Can you see an obvious problem with what I am doing here?

Many thanks!
B
I think you mean: rb=(2/5)*(3.25 - 2) = 0.5
 

BOAZ

New Member
#3
Hi Dragan, thanks again for your help. I actually posted the wrong data set! The correct data set is:

Dichotomous variable: 1,1,1,0,1
Ordinal variable: 2,1,1,5,1 (Scale ranged from 0 to 5)

Would you mind checking this. But yes, you are right, The formula I posted yields the same answer that you gave previously, 0.5.
 
Last edited:

Dragan

Super Moderator
#4
Hi Dragan, thanks again for your help. I actually posted the wrong data set! The correct data set is:

Dichotomous variable: 1,1,1,0,1
Ordinal variable: 2,1,1,5,1 (Scale ranged from 0 to 5)

Would you mind checking this. But yes, you are right, The formula I posted yields the same answer that you gave previously, 0.5.

Okay, I see your problem. The formula you are using assumes that there are no tied scores on the Ordinal variable.
 

BOAZ

New Member
#5
Great, thanks. I overlooked that assumption. Well, fo rthe data set above I've got quite a few ties and my sample size is extremely small. Are you aware of a correction that can be used? I've read Wilson (1976) - 'Critical Values of the Rank-Biserial Correlation Coefficient' but the correction offered only applies to 'bracket ties'. Most of the data sets (N=5 for each) I've been running the rb correlation on have had tied ranks, and none have bracket ties. Do you think this analysis is a lost cause, or can you see a workaround?
 

BOAZ

New Member
#7
I had considered this but most advice I had read suggested that Somer's d was appropriate for two ordinal variables only.

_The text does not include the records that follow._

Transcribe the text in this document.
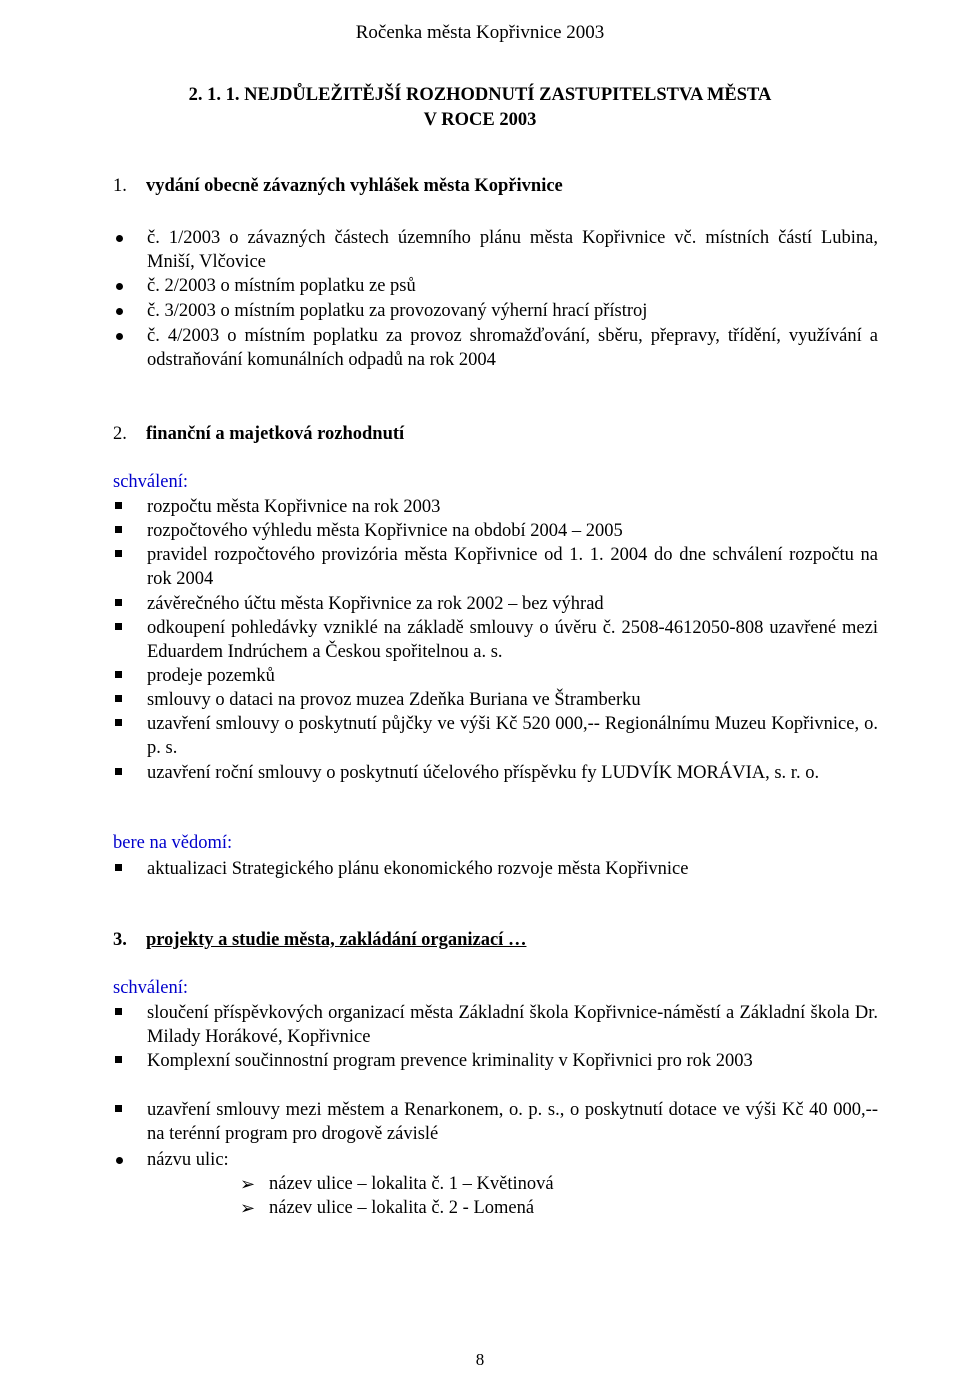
Ročenka města Kopřivnice 2003
2. 1. 1. NEJDŮLEŽITĚJŠÍ ROZHODNUTÍ ZASTUPITELSTVA MĚSTA
V ROCE 2003
1. vydání obecně závazných vyhlášek města Kopřivnice
č. 1/2003 o závazných částech územního plánu města Kopřivnice vč. místních částí Lubina, Mniší, Vlčovice
č. 2/2003 o místním poplatku ze psů
č. 3/2003 o místním poplatku za provozovaný výherní hrací přístroj
č. 4/2003 o místním poplatku za provoz shromažďování, sběru, přepravy, třídění, využívání a odstraňování komunálních odpadů na rok 2004
2. finanční a majetková rozhodnutí
schválení:
rozpočtu města Kopřivnice na rok 2003
rozpočtového výhledu města Kopřivnice na období 2004 – 2005
pravidel rozpočtového provizória města Kopřivnice od 1. 1. 2004 do dne schválení rozpočtu na rok 2004
závěrečného účtu města Kopřivnice za rok 2002 – bez výhrad
odkoupení pohledávky vzniklé na základě smlouvy o úvěru č. 2508-4612050-808 uzavřené mezi Eduardem Indrúchem a Českou spořitelnou a. s.
prodeje pozemků
smlouvy o dataci na provoz muzea Zdeňka Buriana ve Štramberku
uzavření smlouvy o poskytnutí půjčky ve výši Kč 520 000,-- Regionálnímu Muzeu Kopřivnice, o. p. s.
uzavření roční smlouvy o poskytnutí účelového příspěvku fy LUDVÍK MORÁVIA, s. r. o.
bere na vědomí:
aktualizaci Strategického plánu ekonomického rozvoje města Kopřivnice
3. projekty a studie města, zakládání organizací …
schválení:
sloučení příspěvkových organizací města Základní škola Kopřivnice-náměstí a Základní škola Dr. Milady Horákové, Kopřivnice
Komplexní součinnostní program prevence kriminality v Kopřivnici pro rok 2003
uzavření smlouvy mezi městem a Renarkonem, o. p. s., o poskytnutí dotace ve výši Kč 40 000,-- na terénní program pro drogově závislé
názvu ulic:
➢ název ulice – lokalita č. 1 – Květinová
➢ název ulice – lokalita č. 2 - Lomená
8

After reading your advice I searched a bit harder and found that Somer's d is indicated if you have one dependent ordinal variable and one two-point nominal variable, which is what I have in this instance. The next step is to find an appropriate test for the reverse - ordinal variable vs. two point nominal dependent variable. Again, I'm open to suggestions. Thanks again.